By last week they had outgrown their dog crate and needed to get out into the chicken house. I left them in the crate in the chicken house for a few days, hoping that would help the big chickens accept them. I checked on them the first night out of the crate and saw them roosting on top of it.
I took the dog crate out today because they are now roosting on the perches. Here are their two-month-old portraits.
I need to find some names. So far this is White Chicken.
They are actually fairly tame since I’ve been handling them since the first day. Brown Chicken was very interested in my phone and kept pecking at it.
The other day when I was feeding the chickens one of them walked out the door of the chicken house. I decided to leave the door open and let them all out. My chickens have lived in a chicken house for years because a neighbor complained about them tearing up her garden. Now I realize that this was many years ago which meant it was a completely different batch of chickens. (And that batch of chickens gave new meaning to the term free range–they had a lot of traveling to do to get to that neighbor’s place when I have a perfectly good barnyard full of bugs here.) Those chickens also used to roost on my feeders, making a big mess that I was not sorry to get rid of. So that batch of chickens set the chicken-housing standard here….with one exception that I’ll get to later.
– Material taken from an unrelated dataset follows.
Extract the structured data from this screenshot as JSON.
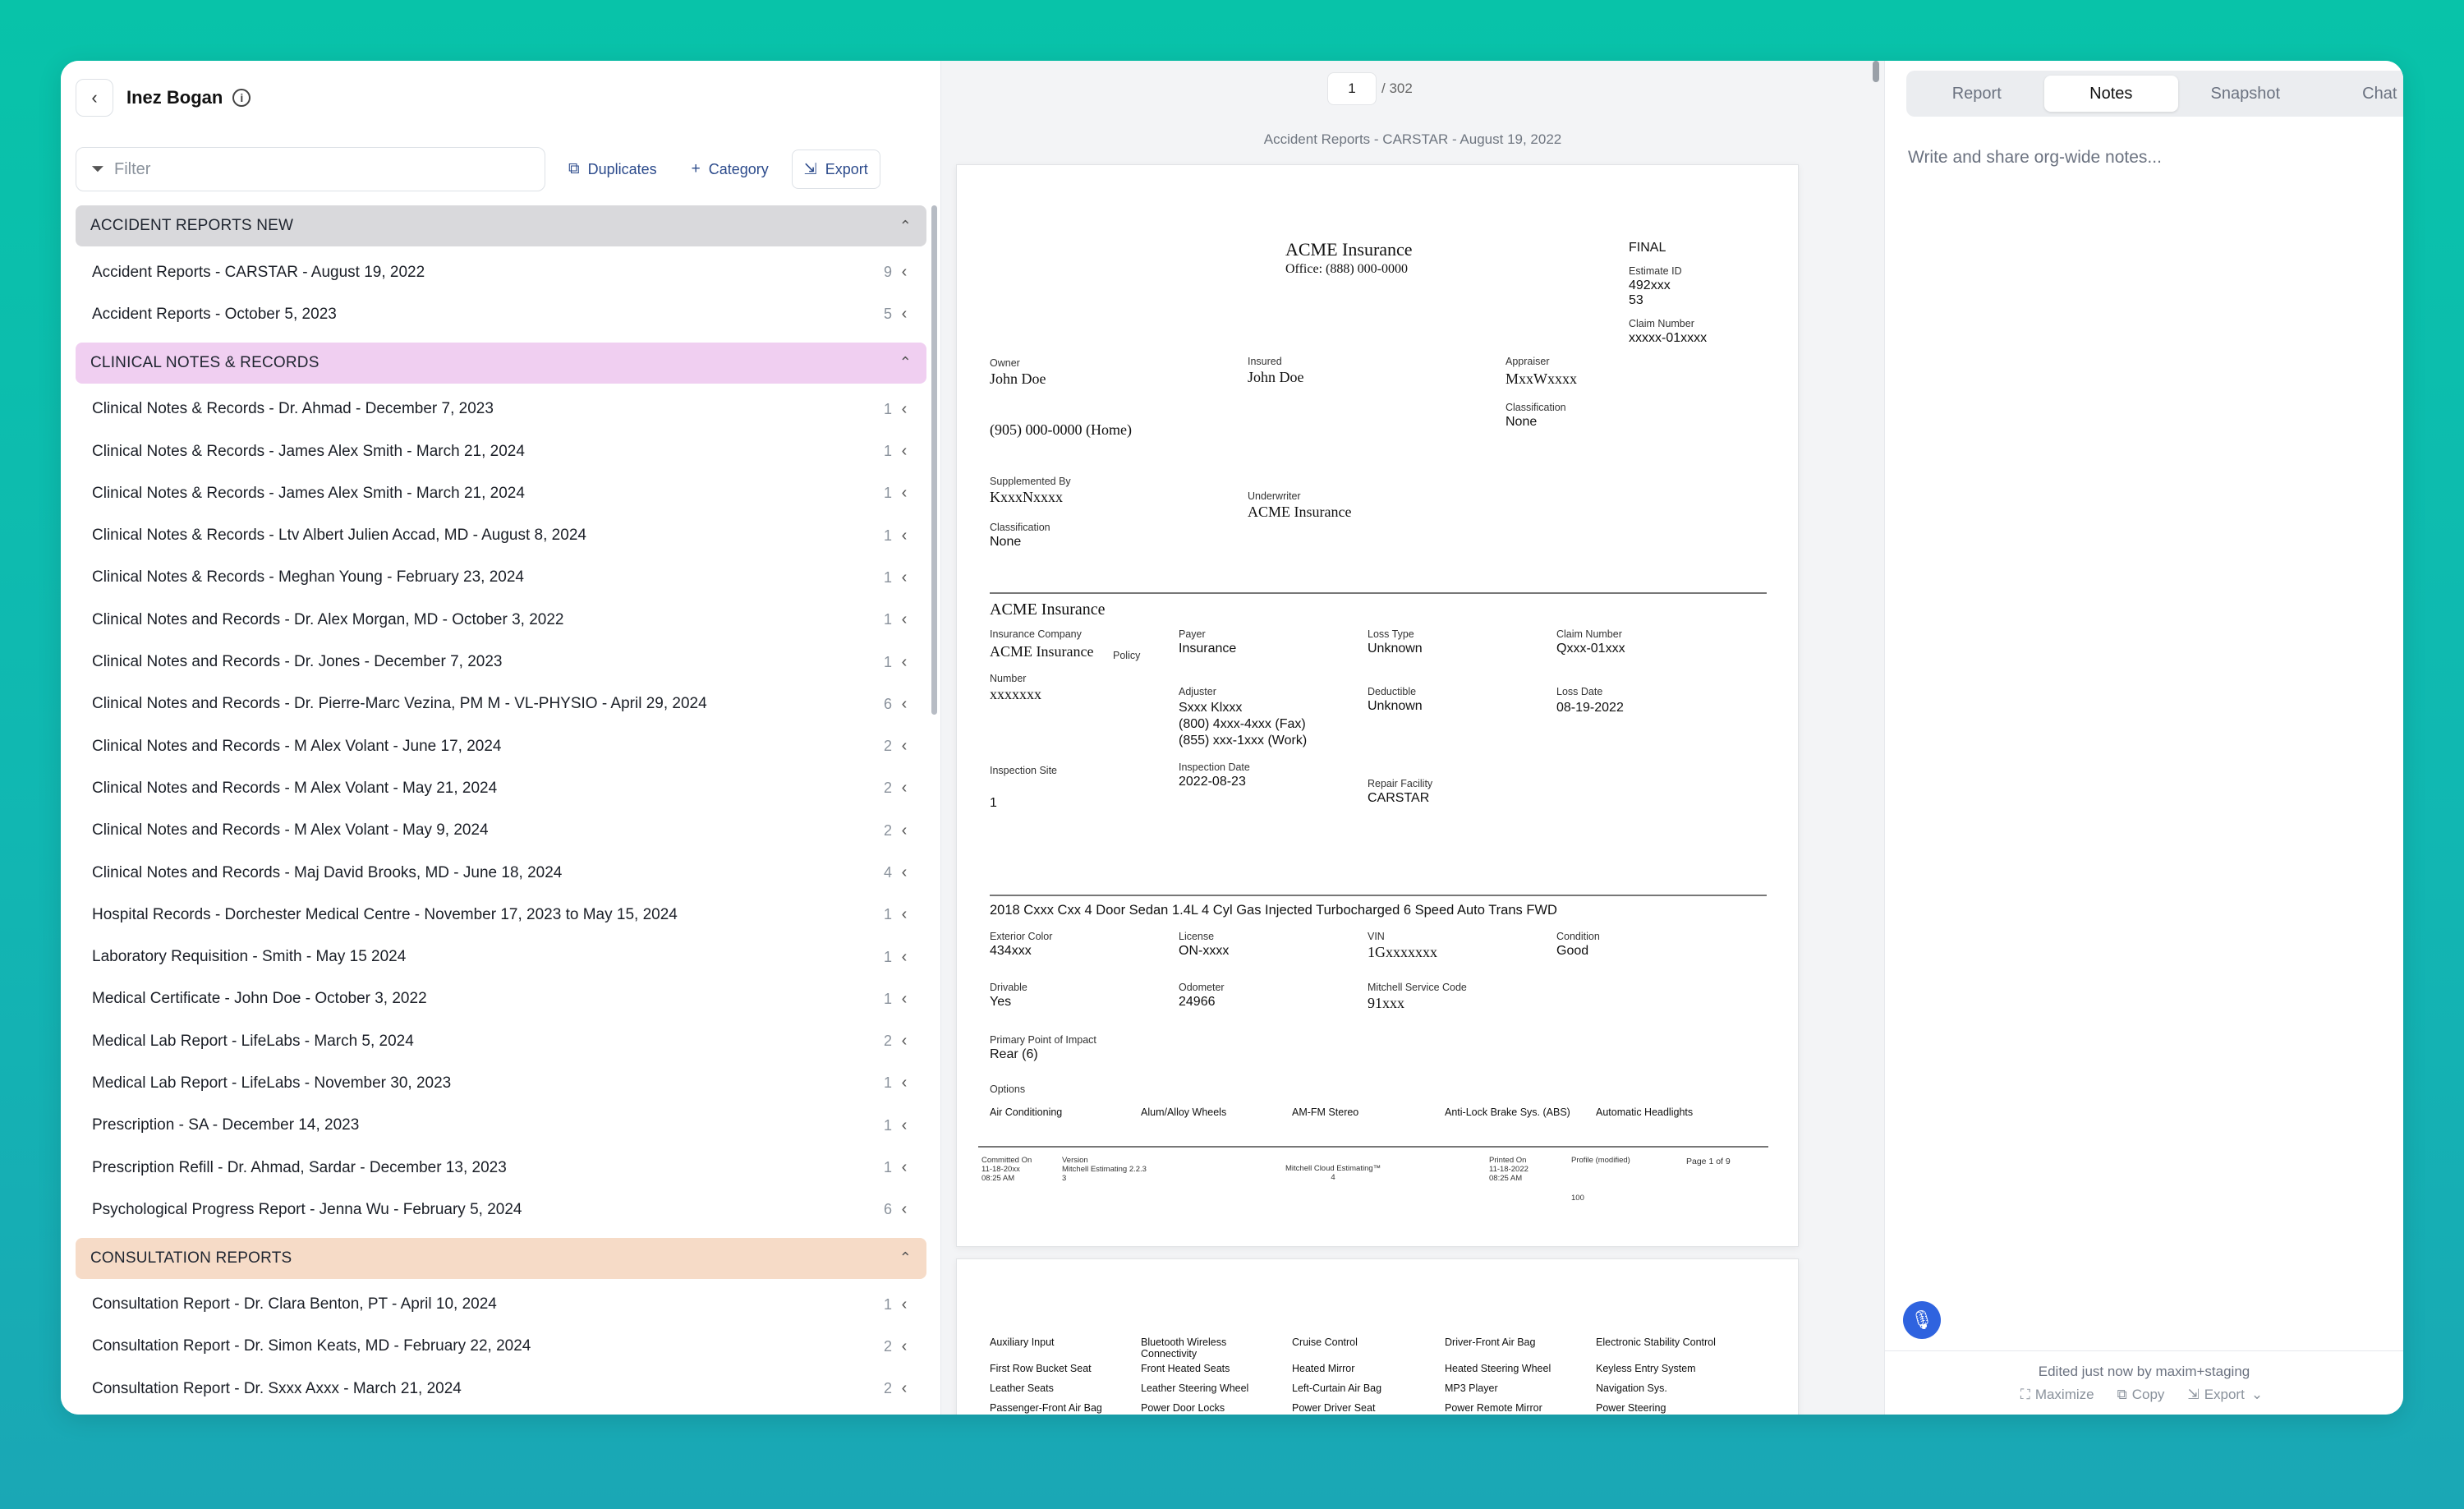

When Goldie (the tamest of the current batch and the only one with a name) walked out the door I had a revelation. If I could get them to go to the sheep part of the barn and eat bugs and maggots they would definitely earn a soft spot in my heart and I wouldn’t have to spend as much on chicken food.
Guess which one is Goldie?
Somebody was not happy about this. Rusty was already having a tough morning with the hot air balloons overhead. Now the chickens were in the wrong place and he didn’t know what to do. Read Rusty’s blog for his opinion about this.
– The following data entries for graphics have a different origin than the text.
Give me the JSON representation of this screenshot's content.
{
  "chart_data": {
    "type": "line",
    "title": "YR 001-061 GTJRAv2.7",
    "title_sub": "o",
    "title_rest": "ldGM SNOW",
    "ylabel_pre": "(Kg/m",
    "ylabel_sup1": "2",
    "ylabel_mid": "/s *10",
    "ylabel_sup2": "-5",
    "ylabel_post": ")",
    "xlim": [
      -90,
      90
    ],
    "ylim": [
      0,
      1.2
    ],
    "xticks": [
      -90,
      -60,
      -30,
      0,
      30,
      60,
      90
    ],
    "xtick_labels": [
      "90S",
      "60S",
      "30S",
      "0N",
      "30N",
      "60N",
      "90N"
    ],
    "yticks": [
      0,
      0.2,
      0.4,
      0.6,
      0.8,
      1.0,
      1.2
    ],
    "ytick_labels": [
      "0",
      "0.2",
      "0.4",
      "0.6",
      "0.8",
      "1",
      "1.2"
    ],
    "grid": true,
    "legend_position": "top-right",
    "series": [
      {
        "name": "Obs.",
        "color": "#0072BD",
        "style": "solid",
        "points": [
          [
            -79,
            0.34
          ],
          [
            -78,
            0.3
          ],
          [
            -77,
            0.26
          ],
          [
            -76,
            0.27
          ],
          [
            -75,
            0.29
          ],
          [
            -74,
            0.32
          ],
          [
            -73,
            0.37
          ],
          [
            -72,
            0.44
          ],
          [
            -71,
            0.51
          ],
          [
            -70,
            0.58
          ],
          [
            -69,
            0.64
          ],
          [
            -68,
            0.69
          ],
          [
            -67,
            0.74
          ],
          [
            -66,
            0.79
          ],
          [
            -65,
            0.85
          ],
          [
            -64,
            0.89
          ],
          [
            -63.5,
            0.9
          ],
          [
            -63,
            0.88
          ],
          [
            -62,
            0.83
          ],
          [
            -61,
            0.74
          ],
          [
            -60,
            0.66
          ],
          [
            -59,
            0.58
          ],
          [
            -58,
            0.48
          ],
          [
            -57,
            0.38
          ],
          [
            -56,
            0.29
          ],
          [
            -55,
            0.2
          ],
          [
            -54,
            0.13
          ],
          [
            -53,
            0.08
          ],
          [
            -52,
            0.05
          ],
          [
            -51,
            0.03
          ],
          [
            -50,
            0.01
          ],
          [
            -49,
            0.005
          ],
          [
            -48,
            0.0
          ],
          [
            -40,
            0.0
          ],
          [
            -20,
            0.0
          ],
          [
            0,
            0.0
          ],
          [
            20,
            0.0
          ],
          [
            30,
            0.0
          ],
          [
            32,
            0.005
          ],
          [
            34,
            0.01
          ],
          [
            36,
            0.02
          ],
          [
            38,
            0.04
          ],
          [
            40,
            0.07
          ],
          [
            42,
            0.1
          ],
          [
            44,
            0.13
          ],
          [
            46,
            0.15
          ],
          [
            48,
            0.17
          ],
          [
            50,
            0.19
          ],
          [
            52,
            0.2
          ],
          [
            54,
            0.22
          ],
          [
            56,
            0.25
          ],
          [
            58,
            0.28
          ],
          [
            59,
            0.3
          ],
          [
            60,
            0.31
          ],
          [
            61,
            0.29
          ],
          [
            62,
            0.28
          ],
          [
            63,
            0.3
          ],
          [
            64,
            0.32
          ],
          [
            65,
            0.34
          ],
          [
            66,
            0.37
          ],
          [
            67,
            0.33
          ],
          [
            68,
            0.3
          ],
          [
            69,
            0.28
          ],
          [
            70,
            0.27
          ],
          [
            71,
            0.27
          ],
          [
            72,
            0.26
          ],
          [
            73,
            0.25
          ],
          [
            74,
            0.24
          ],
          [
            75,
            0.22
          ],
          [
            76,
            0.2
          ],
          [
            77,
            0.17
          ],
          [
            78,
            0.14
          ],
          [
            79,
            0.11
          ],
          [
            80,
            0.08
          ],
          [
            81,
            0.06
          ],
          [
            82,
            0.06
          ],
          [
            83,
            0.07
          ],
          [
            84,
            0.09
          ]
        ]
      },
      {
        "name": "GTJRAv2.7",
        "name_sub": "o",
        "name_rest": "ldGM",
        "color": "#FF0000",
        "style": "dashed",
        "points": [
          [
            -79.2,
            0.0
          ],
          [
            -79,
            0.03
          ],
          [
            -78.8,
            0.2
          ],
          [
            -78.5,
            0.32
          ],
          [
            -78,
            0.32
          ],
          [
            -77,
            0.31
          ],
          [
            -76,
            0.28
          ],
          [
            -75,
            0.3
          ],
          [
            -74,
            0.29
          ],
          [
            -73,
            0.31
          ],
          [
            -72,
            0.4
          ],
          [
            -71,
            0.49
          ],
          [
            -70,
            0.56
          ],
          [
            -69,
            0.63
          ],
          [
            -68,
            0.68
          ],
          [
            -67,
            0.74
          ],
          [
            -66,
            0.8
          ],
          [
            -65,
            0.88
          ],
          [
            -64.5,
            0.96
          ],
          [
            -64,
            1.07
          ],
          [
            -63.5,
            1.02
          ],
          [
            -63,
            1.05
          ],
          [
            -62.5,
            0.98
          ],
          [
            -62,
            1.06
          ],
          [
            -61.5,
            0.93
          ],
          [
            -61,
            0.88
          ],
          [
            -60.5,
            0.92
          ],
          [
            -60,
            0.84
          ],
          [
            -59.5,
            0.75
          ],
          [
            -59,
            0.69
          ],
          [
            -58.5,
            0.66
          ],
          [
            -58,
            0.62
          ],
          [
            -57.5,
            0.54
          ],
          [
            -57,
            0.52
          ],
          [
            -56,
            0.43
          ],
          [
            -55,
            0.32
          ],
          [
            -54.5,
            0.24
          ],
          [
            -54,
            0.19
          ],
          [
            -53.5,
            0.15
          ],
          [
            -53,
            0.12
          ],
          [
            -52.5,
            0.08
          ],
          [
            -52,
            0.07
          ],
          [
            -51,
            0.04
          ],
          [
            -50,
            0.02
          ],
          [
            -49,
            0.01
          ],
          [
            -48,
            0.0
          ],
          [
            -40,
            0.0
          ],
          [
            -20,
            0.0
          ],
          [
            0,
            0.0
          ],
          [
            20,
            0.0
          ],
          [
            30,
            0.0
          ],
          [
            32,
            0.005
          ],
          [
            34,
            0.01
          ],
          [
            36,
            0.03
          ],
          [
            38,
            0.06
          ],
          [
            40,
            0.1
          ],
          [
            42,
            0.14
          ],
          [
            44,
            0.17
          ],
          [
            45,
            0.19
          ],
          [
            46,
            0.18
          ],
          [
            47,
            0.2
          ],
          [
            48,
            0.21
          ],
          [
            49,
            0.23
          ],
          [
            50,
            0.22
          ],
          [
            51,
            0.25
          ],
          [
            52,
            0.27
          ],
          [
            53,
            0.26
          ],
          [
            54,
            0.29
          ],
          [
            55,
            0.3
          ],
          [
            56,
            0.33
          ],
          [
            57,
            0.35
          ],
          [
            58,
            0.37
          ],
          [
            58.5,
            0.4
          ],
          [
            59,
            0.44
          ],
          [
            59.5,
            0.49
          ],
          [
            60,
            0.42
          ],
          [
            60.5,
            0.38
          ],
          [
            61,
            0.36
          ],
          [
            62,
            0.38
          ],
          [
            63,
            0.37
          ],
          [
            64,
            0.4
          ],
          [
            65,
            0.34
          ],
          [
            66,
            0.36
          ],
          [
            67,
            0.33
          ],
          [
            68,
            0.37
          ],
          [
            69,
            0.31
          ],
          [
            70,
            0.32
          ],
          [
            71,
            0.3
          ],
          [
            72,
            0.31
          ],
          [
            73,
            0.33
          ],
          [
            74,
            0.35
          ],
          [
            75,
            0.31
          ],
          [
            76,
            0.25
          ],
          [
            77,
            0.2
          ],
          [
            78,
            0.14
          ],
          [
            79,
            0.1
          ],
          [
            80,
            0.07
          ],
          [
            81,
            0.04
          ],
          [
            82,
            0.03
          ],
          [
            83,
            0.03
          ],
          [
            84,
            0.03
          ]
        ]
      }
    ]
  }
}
I wasn’t sure if the chickens had found their way under the gate into the barn. Yesterday I made sure to entice them that way with a few bits of grain. I did the same today and watched as they scratched into old hay and manure. I watched closely and was satisfied to see them go for the wiggly maggots under the straw. Good chickens.
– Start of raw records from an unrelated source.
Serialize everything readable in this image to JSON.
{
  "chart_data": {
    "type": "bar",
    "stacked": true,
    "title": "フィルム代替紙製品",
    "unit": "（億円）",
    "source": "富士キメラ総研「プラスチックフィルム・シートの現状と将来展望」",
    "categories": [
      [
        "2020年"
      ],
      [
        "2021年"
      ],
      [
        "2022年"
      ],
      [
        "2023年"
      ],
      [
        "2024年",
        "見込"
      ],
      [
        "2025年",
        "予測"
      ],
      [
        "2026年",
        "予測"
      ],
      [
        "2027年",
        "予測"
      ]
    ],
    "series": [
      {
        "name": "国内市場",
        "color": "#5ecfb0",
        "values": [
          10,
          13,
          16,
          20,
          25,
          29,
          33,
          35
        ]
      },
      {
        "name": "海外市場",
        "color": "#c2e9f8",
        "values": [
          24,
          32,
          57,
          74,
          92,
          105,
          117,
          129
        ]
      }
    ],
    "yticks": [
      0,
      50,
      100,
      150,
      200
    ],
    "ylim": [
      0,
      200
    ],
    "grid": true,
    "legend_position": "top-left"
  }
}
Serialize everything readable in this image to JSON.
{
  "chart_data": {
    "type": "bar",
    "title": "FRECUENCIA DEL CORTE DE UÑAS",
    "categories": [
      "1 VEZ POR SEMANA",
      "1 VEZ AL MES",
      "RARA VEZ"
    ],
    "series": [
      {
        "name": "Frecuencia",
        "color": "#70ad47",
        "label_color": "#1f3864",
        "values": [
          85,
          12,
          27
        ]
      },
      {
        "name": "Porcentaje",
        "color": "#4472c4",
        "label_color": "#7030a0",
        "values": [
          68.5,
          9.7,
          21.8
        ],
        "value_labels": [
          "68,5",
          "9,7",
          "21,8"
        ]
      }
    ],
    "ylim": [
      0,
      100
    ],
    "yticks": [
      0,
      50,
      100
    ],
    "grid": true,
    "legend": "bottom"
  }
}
I think that Rusty might be happier about the whole thing tonight. When I closed the door on the chicken house one chicken was missing. I saw her on the other side of a fence and she didn’t know how to get back.
Feeling better about the whole thing now, Rusty?
I was just rereading this for errors and realized that I hadn’t yet explained the one exception to the chicken-house chickens. We used to have 2 banties who were loose in the barn. There is one left. This is an OLD chicken. She was around during the years when my daughter had her horses and cows here and she left for college in 2006. Every year she starts laying in the hay and I put her eggs in a rubber tub so that I can move her if I have to move the hay.
Don’t get excited about babies. There is no rooster.